Oh, shit, he thought, I don't need this.
There were four men on the street corner.
Three huge black men and a small Puerto Rican.
The streetlamp was still on over their heads. They struggled silently in the morngloam, natural light mingling with artificial, the three black men wielding baseball bats, the little Puerto Rican trying to defend himself with nothing but his hands. Blood spattered up onto the brick wall behind him. This was in earnest.
Kling yanked up the hand brake and came out of the car at a run, hand going for his gun, rules and regs racing through his mind, felony in progress, substantial reason to unholster the piece. "Police officer," he shouted, "freeze!"
Nobody froze.
A bat came spinning out of the half-light, moving like a helicopter blade, horizontal on the air, twirling straight for his head. He threw himself flat to the pavement, a mistake. As he rolled over and brought the gun into firing position, one of the black men kicked him in the head. In the dizziness, he thought Hold on. In the dizziness, he thought Shoot. Blurred figures. Someone screaming. Shoot, he thought. And fired. One of them fell to the pavement. Someone else kicked him again. He fired again. Knew he was okay by the book, piece as a defensive weapon, tasted blood in his mouth, not a means of apprehension, lip bleeding, how the hell, almost choked on something, a tooth, Jesus, and fired again, blindly this time, angrily, and scrambled to his feet as one of the men swung a baseball bat for his head.
He took a step to the side, the thick end of the bat coming within an inch of his nose, and then he squeezed the trigger again, going for the money, catching the batter too high, five inches above the heart, spinning him around with a slug in the shoulder that sent him staggering back toward the blood-spattered brick wall of the building where the third black man was busily beating the shit out of the little Puerto Rican, swinging the bat at him again and again, long-ball practice here on the corner of Concord and Dow.

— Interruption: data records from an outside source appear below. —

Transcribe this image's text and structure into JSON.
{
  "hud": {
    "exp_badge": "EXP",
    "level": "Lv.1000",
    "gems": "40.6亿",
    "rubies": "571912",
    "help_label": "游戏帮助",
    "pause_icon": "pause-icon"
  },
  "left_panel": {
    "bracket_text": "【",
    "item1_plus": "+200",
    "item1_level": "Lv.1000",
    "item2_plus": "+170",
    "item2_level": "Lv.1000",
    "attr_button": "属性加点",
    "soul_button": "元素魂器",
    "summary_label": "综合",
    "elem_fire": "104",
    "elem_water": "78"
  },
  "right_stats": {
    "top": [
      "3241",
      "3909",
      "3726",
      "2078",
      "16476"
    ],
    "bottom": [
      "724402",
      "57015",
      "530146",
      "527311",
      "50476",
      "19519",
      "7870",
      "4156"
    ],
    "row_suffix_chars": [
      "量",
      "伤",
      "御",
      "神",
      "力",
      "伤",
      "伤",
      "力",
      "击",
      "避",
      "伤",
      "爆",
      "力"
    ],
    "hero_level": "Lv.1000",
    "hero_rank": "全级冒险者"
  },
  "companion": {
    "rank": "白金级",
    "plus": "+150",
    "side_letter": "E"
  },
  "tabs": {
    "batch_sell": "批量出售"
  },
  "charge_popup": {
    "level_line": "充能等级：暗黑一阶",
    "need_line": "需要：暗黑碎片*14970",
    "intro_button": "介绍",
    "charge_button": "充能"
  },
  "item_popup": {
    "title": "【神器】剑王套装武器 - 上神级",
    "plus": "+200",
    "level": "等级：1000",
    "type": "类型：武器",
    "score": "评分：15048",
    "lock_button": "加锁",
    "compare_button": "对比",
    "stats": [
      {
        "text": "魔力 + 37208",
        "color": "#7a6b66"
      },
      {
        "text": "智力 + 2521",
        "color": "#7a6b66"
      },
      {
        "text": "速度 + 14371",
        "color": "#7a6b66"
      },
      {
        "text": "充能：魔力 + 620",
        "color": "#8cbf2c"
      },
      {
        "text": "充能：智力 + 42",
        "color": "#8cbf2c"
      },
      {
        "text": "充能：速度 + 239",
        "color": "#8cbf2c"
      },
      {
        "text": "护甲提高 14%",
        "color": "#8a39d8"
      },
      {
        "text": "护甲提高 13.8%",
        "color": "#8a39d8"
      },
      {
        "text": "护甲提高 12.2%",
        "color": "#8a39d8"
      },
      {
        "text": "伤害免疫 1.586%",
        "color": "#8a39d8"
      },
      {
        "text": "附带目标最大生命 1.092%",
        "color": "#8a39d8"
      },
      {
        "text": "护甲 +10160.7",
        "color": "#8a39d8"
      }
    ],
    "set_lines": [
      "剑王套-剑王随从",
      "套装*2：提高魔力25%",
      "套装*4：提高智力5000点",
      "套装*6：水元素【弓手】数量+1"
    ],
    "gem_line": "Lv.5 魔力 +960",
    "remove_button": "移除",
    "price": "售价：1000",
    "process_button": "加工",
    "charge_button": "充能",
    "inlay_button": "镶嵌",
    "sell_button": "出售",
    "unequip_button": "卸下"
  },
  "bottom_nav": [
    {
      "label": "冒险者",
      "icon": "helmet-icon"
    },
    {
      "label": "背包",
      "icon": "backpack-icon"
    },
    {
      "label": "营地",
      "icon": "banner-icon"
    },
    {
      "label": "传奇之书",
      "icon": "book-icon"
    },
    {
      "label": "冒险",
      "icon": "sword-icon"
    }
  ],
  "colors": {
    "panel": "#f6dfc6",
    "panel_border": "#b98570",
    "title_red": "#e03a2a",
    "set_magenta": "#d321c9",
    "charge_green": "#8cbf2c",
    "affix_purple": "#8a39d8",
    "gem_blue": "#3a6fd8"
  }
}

"Put it down!" Kling shouted, but his words this morning were having very little positive effect, because all the man seemed intent on doing was finishing off the little Puerto Rican who was already so bloody he looked like a sodden bundle of rags lying on the sidewalk. "You dumb fuck!" Kling shouted. "Put it down!"
The man turned.
Saw the gun. Saw the big blond guy with the gun. Saw the look in his eyes, knew the man and the gun were both on the thin edge of explosion. He dropped the bat.
"Hey, cool it, man," he said.
"Cool shit!" Kling said, and threw him against the wall, and tossed him, and then handcuffed his hands behind his back.
He knelt to where the little Puerto Rican was lying on the sidewalk, bleeding from a dozen wounds.
"I'll get an ambulance," he said.
"Gracias por nada," the Puerto Rican said.
Which in Spanish meant, "Thanks for nothing."